Mechanistic insights into coke suppression in the methanol-to-olefins process via CeO2 doping to SAPO-34

Abstract

This study provides novel mechanistic insights into the transformative role of cerium oxide (CeO₂) incorporation into SAPO-34 for the methanol-to-olefins (MTO) process. By integrating experimental findings with molecular dynamics (MD) simulations, the work elucidates specific pathways through which CeO₂ mitigates coke formation. MD simulations reveal that CeO₂ suppresses the formation of CHO-θ intermediates, key precursors to coke, while enhancing coke removal through improved CO₂ activation and the Boudouard reaction.
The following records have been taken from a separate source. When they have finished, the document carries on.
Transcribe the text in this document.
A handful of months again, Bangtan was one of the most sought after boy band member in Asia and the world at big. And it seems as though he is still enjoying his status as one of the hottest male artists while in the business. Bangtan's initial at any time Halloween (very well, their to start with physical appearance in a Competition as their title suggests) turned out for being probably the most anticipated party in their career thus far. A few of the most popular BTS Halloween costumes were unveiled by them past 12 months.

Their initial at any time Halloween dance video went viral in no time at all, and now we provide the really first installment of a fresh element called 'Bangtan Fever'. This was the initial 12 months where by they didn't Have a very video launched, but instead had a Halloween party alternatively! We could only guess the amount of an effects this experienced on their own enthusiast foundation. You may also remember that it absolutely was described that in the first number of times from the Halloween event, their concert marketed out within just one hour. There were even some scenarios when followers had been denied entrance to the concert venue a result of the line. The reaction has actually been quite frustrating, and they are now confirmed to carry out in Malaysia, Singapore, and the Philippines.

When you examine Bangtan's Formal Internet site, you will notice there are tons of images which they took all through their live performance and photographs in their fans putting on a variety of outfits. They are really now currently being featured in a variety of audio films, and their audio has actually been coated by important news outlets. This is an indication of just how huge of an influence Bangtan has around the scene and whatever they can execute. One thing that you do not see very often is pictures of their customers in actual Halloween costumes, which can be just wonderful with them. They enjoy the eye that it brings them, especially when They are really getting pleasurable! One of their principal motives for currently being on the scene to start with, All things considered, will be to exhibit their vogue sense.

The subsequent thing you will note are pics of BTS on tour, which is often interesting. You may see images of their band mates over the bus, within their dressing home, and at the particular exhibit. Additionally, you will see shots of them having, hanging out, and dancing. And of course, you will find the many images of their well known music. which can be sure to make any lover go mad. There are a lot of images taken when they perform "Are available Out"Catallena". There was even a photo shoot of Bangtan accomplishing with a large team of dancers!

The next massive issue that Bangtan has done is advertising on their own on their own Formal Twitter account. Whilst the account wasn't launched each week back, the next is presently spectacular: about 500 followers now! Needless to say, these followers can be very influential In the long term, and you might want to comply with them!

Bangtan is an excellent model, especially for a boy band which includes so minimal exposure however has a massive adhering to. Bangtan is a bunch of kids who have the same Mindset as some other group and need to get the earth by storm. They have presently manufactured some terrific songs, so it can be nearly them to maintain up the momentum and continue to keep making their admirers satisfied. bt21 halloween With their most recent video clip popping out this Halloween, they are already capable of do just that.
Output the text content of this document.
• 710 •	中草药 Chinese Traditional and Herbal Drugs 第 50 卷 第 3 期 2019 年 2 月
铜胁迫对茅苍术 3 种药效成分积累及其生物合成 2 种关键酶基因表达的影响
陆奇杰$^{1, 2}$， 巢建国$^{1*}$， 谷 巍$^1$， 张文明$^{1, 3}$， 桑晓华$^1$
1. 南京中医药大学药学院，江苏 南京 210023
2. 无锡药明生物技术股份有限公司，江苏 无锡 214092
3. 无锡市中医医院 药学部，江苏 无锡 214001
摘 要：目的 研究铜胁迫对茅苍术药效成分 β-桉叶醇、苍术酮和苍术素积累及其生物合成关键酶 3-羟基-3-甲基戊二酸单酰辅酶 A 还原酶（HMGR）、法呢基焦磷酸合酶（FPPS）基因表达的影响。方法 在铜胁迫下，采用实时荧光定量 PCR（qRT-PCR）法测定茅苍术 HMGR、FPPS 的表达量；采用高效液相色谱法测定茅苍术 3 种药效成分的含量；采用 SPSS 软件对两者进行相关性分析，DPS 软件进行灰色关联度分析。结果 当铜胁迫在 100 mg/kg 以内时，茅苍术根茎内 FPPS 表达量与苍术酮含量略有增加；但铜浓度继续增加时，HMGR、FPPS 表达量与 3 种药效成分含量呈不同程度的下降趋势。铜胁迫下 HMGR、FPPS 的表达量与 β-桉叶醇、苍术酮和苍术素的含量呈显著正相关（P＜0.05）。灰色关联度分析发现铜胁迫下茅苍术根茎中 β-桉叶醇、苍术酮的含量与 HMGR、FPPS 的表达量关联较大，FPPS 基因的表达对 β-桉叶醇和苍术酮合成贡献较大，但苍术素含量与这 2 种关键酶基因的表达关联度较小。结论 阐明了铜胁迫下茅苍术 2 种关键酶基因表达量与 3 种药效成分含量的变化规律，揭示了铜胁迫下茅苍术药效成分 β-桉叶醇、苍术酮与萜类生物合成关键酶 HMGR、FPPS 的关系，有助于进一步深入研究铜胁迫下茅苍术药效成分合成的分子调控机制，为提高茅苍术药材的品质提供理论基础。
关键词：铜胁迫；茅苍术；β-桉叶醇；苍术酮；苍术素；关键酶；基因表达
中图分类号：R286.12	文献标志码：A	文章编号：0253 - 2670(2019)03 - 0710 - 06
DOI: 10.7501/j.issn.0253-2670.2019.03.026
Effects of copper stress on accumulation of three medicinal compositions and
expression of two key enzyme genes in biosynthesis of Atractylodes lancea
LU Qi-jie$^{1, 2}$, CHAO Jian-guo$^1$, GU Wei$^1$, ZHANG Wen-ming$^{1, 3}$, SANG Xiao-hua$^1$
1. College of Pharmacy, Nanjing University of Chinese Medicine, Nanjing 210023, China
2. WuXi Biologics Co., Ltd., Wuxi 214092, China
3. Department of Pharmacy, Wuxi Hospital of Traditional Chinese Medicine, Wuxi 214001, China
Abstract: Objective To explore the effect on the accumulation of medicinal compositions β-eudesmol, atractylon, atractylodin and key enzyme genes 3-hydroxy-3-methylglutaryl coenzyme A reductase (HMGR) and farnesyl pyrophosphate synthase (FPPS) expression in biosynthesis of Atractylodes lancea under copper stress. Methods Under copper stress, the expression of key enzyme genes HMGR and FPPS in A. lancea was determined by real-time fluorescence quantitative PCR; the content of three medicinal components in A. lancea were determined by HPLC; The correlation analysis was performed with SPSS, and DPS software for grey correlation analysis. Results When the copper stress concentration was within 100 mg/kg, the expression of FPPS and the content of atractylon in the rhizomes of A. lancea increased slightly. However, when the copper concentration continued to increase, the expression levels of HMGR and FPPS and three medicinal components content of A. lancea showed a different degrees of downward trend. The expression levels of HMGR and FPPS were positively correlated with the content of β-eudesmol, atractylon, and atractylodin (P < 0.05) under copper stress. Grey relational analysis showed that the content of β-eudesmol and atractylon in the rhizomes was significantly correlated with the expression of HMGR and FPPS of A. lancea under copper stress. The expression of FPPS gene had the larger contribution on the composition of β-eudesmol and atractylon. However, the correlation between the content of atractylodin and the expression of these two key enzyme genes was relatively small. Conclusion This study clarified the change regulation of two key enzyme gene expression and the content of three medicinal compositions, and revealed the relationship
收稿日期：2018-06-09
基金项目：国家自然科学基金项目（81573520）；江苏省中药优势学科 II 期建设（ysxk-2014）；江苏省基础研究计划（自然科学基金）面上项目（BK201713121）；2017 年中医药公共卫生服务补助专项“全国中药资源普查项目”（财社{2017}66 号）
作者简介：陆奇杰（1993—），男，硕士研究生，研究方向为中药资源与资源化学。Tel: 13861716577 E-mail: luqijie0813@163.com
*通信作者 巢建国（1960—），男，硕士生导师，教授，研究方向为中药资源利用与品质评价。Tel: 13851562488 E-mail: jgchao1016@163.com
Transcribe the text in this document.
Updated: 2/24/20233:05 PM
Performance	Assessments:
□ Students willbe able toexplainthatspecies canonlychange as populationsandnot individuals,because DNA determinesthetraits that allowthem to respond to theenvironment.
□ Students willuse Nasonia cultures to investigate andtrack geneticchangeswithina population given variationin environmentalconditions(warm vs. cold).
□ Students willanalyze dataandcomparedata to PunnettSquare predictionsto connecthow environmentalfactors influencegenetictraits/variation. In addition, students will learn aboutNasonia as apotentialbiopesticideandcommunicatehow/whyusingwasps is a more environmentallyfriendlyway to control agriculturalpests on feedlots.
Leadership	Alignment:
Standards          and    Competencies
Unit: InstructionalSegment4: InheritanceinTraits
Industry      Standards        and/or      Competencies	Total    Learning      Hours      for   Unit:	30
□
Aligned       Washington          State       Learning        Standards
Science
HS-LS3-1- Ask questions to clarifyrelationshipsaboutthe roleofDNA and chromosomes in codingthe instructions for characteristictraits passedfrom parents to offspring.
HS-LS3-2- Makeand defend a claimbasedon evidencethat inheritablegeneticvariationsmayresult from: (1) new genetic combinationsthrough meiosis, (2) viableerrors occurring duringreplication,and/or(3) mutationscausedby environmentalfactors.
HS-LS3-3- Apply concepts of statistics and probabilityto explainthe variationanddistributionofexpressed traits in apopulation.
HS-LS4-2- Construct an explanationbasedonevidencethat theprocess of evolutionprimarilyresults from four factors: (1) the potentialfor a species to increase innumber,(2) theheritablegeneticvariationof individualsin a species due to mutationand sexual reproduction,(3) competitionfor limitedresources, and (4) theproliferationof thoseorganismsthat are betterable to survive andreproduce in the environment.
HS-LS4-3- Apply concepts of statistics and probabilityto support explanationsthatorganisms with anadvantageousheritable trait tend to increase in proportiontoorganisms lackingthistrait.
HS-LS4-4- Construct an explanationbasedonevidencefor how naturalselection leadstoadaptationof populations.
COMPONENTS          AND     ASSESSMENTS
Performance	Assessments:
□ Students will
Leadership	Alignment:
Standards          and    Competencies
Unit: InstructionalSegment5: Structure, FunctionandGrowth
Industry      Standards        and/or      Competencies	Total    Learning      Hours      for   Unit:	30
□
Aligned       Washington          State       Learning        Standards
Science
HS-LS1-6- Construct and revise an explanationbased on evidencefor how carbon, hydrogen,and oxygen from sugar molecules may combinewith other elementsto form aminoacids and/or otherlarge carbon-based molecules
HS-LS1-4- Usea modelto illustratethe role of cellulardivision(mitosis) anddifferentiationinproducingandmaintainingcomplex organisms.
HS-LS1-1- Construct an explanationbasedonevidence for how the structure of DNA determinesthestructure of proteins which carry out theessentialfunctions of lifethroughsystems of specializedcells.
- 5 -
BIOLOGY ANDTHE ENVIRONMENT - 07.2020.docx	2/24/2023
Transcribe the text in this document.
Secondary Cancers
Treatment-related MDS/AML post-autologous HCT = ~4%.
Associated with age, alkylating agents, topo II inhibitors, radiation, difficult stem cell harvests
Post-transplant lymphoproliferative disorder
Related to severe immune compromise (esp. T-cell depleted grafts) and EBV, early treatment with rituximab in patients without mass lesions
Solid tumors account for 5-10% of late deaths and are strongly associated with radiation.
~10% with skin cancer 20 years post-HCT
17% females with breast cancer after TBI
Catalytic testing corroborates these findings, demonstrating enhanced durability for up to 600 min and a total olefin selectivity of up to 83.9%. Structural and chemical modifications, such as reduced crystallite size, increased mesoporosity, and redistributed acid sites, were characterized using advanced techniques (XRD, FT-IR, FESEM, and NH₃-TPD). These modifications optimize the balance between weak and strong acid sites, facilitating efficient methanol conversion and olefin production. The integration of mechanistic insights with experimental results underscores the innovative role of CeO₂ in improving SAPO-34's catalytic efficiency, selectivity, and operational stability, establishing SP-Ce as a cutting-edge catalyst for industrial MTO applications.